Visual Communication Award: Google Wayfinding
Google’s Kirkland campus was set to undergo a dramatic expansion in 2016, and the new designs for their directory signs took home the Core77 Visual Communication Award for their reflection of the company’s belief that content should stimulate all five of the human senses. These textural and vibrant 4-D signs also utilize natural lighting to alter their appearance as the days and seasons go by.
Transportation Award: VOLTA
Pure Cycles has designed a revolutionary lightweight bicycle that can be used to traverse the bustle of inner cities. The bike can travel up to 40 miles on a single charge, reach a top speed of 20 mph, and boasts a clean, minimalist aesthetic that hides its electronic nature. Thanks to its integrated lights that switch on automatically when it’s dark out, intelligent brake signaling, and computerized display that indicates speed and charge level, the VOLTA is now the smartest e-bike on the market.
Built Environment Award: The Guesthouse Project
Last year, the Guesthouse Project was conducted in Melbourne, Australia to investigate the ways that design could influence social cohesion at the local level. Full-scale pop-up structures were designed and constructed for refugees to live and celebrate their native communities through music, food, and social gatherings in. The experiment proved to be a smash-hit and went on to win third place in the Austrailian Design Journal’s list of top seven projects of 2016.

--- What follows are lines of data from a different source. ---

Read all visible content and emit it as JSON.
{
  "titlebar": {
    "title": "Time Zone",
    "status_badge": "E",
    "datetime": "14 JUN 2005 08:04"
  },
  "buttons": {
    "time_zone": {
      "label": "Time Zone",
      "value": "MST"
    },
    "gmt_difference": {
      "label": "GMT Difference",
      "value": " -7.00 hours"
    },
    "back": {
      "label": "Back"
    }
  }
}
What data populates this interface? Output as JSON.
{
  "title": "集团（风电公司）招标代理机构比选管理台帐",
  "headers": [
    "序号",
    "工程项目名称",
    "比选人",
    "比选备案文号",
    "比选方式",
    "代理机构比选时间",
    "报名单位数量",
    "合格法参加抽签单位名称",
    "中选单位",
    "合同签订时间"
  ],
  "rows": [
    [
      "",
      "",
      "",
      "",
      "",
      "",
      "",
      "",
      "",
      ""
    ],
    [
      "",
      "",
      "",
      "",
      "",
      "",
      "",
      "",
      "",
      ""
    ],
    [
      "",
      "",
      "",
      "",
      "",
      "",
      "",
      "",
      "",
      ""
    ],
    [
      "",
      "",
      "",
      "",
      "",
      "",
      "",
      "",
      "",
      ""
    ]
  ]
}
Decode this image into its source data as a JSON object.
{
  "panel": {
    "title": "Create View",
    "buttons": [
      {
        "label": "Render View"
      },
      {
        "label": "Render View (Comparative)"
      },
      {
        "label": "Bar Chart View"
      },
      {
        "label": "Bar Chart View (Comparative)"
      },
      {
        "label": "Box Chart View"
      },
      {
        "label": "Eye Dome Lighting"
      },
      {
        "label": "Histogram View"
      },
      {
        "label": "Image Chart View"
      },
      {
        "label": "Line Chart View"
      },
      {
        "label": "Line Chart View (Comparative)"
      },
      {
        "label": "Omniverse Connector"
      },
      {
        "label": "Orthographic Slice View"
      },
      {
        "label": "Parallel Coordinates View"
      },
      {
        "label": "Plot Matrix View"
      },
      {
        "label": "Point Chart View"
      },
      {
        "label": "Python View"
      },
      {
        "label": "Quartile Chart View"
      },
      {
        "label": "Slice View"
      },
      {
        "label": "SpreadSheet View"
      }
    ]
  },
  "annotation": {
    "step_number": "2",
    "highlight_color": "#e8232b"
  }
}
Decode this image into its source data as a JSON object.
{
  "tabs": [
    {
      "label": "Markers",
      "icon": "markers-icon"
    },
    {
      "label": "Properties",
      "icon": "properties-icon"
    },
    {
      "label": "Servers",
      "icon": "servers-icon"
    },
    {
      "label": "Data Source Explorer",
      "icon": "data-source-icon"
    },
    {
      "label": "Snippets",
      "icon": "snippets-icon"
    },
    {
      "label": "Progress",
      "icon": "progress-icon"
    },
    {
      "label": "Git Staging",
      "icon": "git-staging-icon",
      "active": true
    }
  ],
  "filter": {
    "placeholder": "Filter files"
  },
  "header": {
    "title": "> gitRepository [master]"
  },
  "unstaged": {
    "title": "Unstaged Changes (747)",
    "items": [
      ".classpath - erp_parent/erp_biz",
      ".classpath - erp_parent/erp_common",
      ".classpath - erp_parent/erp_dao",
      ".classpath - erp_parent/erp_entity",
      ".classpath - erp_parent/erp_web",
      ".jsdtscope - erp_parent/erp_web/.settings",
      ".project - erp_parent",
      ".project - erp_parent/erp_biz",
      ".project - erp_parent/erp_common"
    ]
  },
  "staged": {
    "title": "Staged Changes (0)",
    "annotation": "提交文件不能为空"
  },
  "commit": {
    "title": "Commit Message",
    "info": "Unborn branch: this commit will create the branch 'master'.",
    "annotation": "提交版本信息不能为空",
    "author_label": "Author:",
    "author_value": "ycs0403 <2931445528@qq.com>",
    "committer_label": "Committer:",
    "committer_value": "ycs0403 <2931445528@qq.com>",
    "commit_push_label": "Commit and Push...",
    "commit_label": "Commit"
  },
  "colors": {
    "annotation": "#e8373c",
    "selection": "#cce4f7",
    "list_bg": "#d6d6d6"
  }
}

Consumer Product Award: Suzy Snooze
Bleepbleeps is changing the way that traditional baby monitors watch over our little ones. The quirky “Suzy Snooze” device uses advanced digital technology to help both babies and parents get a better night’s sleep. Suzy plays comforting music to your baby when she hears them crying, doubles as a warm LED nightlight, and teaches toddlers to stay in bed with her innovative “sleep training” function. The best part is, all of Suzy’s features can be controlled through an easy-to-use app. Bleepbleeps is even developing technology that will eventually allow parents to monitor their child’s sleeping patterns!